Varyn zuckte die Schultern. Es mußte nicht persönlich gemeint sein - vielleicht hatte der Junge schlecht geschlafen, oder gefroren, oder es war ihm Getier in die Hosen gekrochen. »Wir sprechen nachher darüber, in Ordnung?« sagte er schnell. »Bis dahin reiß dich am Riemen, und iß soviel von dem Zeug, wie du irgendwie runterbringst. Bis heute Abend bekommst du nichts mehr.«
Jetzt lachte Gaven zumindest. »Was glaubst du denn? Ich bin doch nicht wie du! Ich esse immer soviel, wie ich bekommen kann - und ich hab mir fast eine ganze Woche Hunger für diesen Moment aufgespart.«
Hunger. Das war wohl die wahrscheinlichste Antwort. Gaven dachte immer mehr mit dem Magen als mit dem Kopf. Auch Varyn versuchte sich den Bauch vollzuschlagen - er wußte, daß er seit Monaten, wenn nicht Jahren, zu wenig gegessen hatte, und auch jetzt brachte er nicht viel runter - um die ganze Schale zu leeren, mußte er sich schon zwingen. Was ihm dabei half, waren Gavens gierige Blicke - der Junge war bereit, alles zu verschlingen, was Varyn übrig ließ, und zuzuschlagen, sobald Varyn auch nur den Löffel sinken ließ. Und diesen Gefallen wollte ihm Varyn nicht tun.

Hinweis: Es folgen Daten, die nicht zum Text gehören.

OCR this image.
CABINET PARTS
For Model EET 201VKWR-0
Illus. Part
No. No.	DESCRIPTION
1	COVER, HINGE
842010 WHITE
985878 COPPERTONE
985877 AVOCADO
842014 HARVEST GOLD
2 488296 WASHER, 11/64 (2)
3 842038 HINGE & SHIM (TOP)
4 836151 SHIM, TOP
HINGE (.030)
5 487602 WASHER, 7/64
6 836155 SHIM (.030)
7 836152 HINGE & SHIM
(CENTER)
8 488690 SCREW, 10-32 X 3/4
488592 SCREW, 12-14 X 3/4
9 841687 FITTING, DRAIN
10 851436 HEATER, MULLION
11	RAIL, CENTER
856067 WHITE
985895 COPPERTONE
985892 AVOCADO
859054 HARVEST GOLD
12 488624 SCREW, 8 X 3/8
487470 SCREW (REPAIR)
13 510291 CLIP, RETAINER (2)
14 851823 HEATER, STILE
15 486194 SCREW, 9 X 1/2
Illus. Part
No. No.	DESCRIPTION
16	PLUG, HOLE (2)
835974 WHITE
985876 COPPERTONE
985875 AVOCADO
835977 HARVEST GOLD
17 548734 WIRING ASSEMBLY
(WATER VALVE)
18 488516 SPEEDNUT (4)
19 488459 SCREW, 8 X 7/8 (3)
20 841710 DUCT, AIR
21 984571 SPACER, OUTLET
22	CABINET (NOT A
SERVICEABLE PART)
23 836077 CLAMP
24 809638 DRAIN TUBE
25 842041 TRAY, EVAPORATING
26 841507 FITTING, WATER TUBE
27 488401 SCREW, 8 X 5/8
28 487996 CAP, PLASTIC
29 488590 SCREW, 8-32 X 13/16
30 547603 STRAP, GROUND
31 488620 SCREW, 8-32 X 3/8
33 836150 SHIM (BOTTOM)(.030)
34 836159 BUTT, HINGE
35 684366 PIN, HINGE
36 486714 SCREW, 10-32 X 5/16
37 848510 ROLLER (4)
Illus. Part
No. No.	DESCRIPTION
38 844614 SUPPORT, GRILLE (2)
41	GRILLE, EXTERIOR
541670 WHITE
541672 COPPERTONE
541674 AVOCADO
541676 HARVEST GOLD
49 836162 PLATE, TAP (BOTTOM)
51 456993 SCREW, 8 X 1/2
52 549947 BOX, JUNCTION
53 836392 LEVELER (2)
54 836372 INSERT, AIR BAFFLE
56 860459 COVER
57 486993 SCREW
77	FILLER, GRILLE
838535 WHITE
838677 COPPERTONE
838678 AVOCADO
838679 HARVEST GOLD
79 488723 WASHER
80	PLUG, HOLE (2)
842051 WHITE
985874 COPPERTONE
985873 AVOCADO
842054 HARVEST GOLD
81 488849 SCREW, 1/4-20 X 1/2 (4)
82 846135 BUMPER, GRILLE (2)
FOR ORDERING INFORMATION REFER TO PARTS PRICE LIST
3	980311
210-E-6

Und auch wenn er sich dann atemlos und aufgeblüht fühlte, war es doch gut, daß er soviel gegessen hatte, denn als hätte Varyn es geahnt, gab der Hauptmann nach den fast schon entspannenden Tagen im Lager nun wieder Marschbefehl.
»Genug gefaulenzt!« bellte er, nachdem er alle Männer vor den Zelten versammelt hatte. »Los, alles abbauen, alles einpacken, Pferde striegeln, den Wagen beladen . und dann geht es ab in Richtung Feind!«
Die Burschen, obwohl Arbeit auf sie zukam, klatschten und johlten. Kaum zu glauben, daß sie immer noch soviel Begeisterung übrig hatten - Varyn war die Lust auf den Krieg längst vergangen, wenn er sie überhaupt jemals gespürt hatte, aber er hatte jetzt ja auch ein anderes Ziel. Und vielleicht waren die Männer auch nur froh, das Lager mit seinen unsinnigen Feldübungen und Drill hinter sich lassen zu dürfen.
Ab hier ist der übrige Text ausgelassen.